Now, we're almost done. Because freq(y) is larger than freq(w), and because after they are created, node y and node w are compatible with exactly the same nodes, node y will end up on a level at least as close to the root as node w (this can be proved by induction by showing that if y isn't joined to w, the parent of y must have frequency larger than the parent of w). This means that C will either be put on the same level as u and v, or it will be put on a level farther from the root. In either case, we don't have any trouble putting C down in an order consistent with all the already-placed leaves.
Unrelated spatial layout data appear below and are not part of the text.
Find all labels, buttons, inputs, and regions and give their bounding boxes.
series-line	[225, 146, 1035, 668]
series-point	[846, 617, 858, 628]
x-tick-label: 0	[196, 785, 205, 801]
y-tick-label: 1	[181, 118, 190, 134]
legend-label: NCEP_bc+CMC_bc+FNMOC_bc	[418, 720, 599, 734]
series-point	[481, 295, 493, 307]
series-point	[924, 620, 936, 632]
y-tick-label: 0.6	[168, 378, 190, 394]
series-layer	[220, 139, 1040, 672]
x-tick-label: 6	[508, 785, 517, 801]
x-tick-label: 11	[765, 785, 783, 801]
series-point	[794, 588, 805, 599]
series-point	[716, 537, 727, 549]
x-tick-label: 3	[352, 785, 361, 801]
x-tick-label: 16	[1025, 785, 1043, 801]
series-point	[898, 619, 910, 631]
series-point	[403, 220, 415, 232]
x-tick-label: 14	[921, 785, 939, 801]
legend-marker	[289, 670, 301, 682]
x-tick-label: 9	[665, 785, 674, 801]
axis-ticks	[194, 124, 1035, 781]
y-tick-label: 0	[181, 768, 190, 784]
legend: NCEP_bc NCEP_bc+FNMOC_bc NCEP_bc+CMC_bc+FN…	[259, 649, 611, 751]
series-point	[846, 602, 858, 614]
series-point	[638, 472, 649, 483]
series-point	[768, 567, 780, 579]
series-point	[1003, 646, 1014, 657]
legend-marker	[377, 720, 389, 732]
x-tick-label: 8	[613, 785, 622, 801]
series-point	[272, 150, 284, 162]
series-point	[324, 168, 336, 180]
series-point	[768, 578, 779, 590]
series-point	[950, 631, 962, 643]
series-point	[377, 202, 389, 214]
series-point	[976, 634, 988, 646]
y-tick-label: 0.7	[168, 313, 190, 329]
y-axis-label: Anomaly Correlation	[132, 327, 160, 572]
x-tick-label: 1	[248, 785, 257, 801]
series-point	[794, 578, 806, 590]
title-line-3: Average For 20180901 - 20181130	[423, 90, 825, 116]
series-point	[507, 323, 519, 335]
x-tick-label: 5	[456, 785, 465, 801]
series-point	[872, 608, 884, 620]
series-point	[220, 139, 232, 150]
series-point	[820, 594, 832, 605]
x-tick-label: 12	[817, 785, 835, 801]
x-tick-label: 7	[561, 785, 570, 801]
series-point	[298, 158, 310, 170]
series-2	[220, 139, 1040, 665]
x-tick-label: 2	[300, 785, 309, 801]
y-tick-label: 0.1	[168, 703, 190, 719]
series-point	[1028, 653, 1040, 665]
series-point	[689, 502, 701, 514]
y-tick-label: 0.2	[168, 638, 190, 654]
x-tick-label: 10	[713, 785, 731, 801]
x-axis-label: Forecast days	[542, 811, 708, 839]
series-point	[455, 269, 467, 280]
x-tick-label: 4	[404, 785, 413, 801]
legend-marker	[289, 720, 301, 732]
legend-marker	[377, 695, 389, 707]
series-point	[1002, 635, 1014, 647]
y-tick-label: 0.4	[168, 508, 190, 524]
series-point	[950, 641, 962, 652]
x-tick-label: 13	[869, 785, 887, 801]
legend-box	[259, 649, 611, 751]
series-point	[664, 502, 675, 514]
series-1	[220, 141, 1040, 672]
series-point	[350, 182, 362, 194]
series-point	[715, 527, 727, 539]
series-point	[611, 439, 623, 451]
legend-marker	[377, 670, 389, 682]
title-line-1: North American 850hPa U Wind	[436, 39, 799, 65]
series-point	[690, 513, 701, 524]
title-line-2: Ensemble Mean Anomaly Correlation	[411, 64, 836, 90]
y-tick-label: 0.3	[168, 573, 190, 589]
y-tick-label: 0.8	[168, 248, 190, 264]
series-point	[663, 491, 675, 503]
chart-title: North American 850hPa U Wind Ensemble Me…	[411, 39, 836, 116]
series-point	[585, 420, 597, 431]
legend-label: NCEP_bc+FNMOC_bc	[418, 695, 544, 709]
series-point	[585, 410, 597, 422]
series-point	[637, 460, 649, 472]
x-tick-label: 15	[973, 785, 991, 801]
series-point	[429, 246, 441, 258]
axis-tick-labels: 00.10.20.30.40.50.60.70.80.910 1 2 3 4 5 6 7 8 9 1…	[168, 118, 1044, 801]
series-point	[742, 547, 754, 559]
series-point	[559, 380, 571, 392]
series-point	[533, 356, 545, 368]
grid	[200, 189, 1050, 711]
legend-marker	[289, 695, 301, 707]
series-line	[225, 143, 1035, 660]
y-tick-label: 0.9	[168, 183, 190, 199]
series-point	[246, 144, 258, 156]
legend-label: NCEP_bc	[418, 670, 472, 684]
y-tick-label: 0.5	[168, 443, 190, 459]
For the tie-breaking rule, we can use the rule that whenever we have two equal nodes, the one on the left is considered to have smaller frequency. If we don't have a consistent tie-breaking rule, and break ties arbitrarily, the proof above no longer works, and we can find a counterexample where the algorithm fails to construct an order-preserving tree.

Exercises:

1.  Show that in the Hu-Tucker algorithm, if the two compatible nodes with smallest sum of frequencies are merged at each step, then the non-leaf nodes are created from smallest frequency to largest.

2.  Find a set of frequencies in which, if the Hu-Tucker tree is constructed with the ties being broken improperly, the algorithm breaks and fails to produce an order-preserving tree.